Ce qui est en train de se jouer sur le long terme au travers de cette histoire, c'est un nouveau déplacement des aristocraties de la parole et de l'opinion.

En même temps qu'une sacralisation, qu'une "installation" desdites nouvelles aristocraties dans un paysage médiatique qui, s'il a changé de support et de volume, n'en a pas pour autant changé de fonctionnement.

Les mêmes aristocraties que Google fut le premier en capacité de détecter et de hiérarchiser (mais également de déplacer) grâce à son algorithme PageRank, et qu'il est donc particulièrement à l'aise pour reproduire aujourd'hui à l'échelle de programmes qui ne sont plus ceux qui aliment son "moteur de recherche" mais sa "stratégie d'influence" sur le pot commun d'une course à l'audience. Il peut pour cela s'appuyer sur les innombrables "Youtubeurs pots de terre" qui une fois apaisé leur besoin de visibilité, sont désormais en quête d'une légitimité que seul ce média est en capacité de leur offrir.
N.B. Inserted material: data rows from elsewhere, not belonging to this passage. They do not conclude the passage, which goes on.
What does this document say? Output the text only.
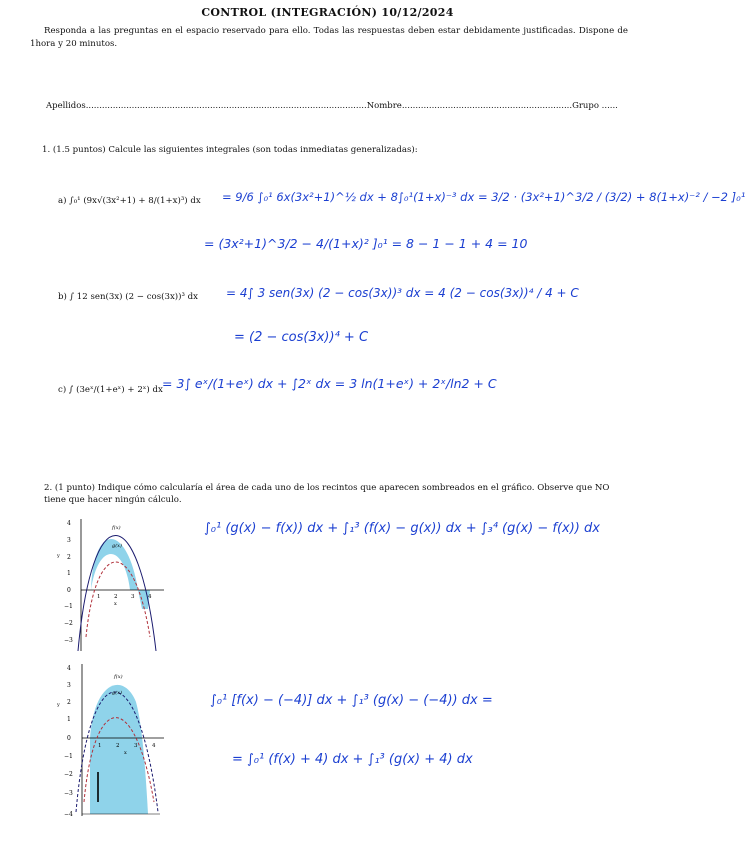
CONTROL (INTEGRACIÓN) 10/12/2024
Responda a las preguntas en el espacio reservado para ello. Todas las respuestas deben estar debidamente justificadas. Dispone de 1hora y 20 minutos.
Apellidos........................................................................................................Nombre...............................................................Grupo ......
1. (1.5 puntos) Calcule las siguientes integrales (son todas inmediatas generalizadas):
a) ∫₀¹ (9x√(3x²+1) + 8/(1+x)³) dx	= 9/6 ∫₀¹ 6x(3x²+1)^½ dx + 8∫₀¹(1+x)⁻³ dx = 3/2 · (3x²+1)^3/2 / (3/2) + 8(1+x)⁻² / −2 ]₀¹
= (3x²+1)^3/2 − 4/(1+x)² ]₀¹ = 8 − 1 − 1 + 4 = 10
b) ∫ 12 sen(3x) (2 − cos(3x))³ dx	= 4∫ 3 sen(3x) (2 − cos(3x))³ dx = 4 (2 − cos(3x))⁴ / 4 + C
= (2 − cos(3x))⁴ + C
c) ∫ (3eˣ/(1+eˣ) + 2ˣ) dx = 3∫ eˣ/(1+eˣ) dx + ∫2ˣ dx = 3 ln(1+eˣ) + 2ˣ/ln2 + C
2. (1 punto) Indique cómo calcularía el área de cada uno de los recintos que aparecen sombreados en el gráfico. Observe que NO tiene que hacer ningún cálculo.
4
3
2
1
0
−1
−2
−3
1 2 3 4
x
y
f(x)
g(x)
∫₀¹ (g(x) − f(x)) dx + ∫₁³ (f(x) − g(x)) dx + ∫₃⁴ (g(x) − f(x)) dx
4
3
2
1
0
−1
−2
−3
−4
1	2	3	4
x
y
f(x)
g(x)	∫₀¹ [f(x) − (−4)] dx + ∫₁³ (g(x) − (−4)) dx =
= ∫₀¹ (f(x) + 4) dx + ∫₁³ (g(x) + 4) dx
Après les éditorialistes "éditocrates" qui avaient – et ont toujours – leur rond de serviette dans tel ou tel plateau télé à grande audience et connaissaient parfaitement le prix du repas, c'est désormais la plupart des Youtubeurs "à forte audience" qui vont être contraints de s'aligner sur la politique éditoriale voulue et pensée par Google pour servir ses intérêts. Croire le contraire est d'une naïveté confondante. Même si cela n'enlève rien au courage de Laetitia Nadji, l'erreur serait de penser qu'elle est la règle plutôt que l'exception.

 

3 commentaires pour “La Youtubeuse et le puissant : petite chronique de l’influence.

  1. Merci à nouveau pour les analyses que vous proposez via ce blog.
    Je retiens en particulier ces passages :
    “Dans un(e) vision court-termiste on pourrait être tenté de consacrer la victoire du pot de terre contre le pot de fer […] Ce serait une erreur.”
    “Après les éditorialistes “éditocrates” […] s’aligner sur la politique éditoriale voulue et pensée par Google pour servir ses intérêts.”
    Avec la référence à la stratégie du PageRank, rien n’a changé, comme vous l’écrivez.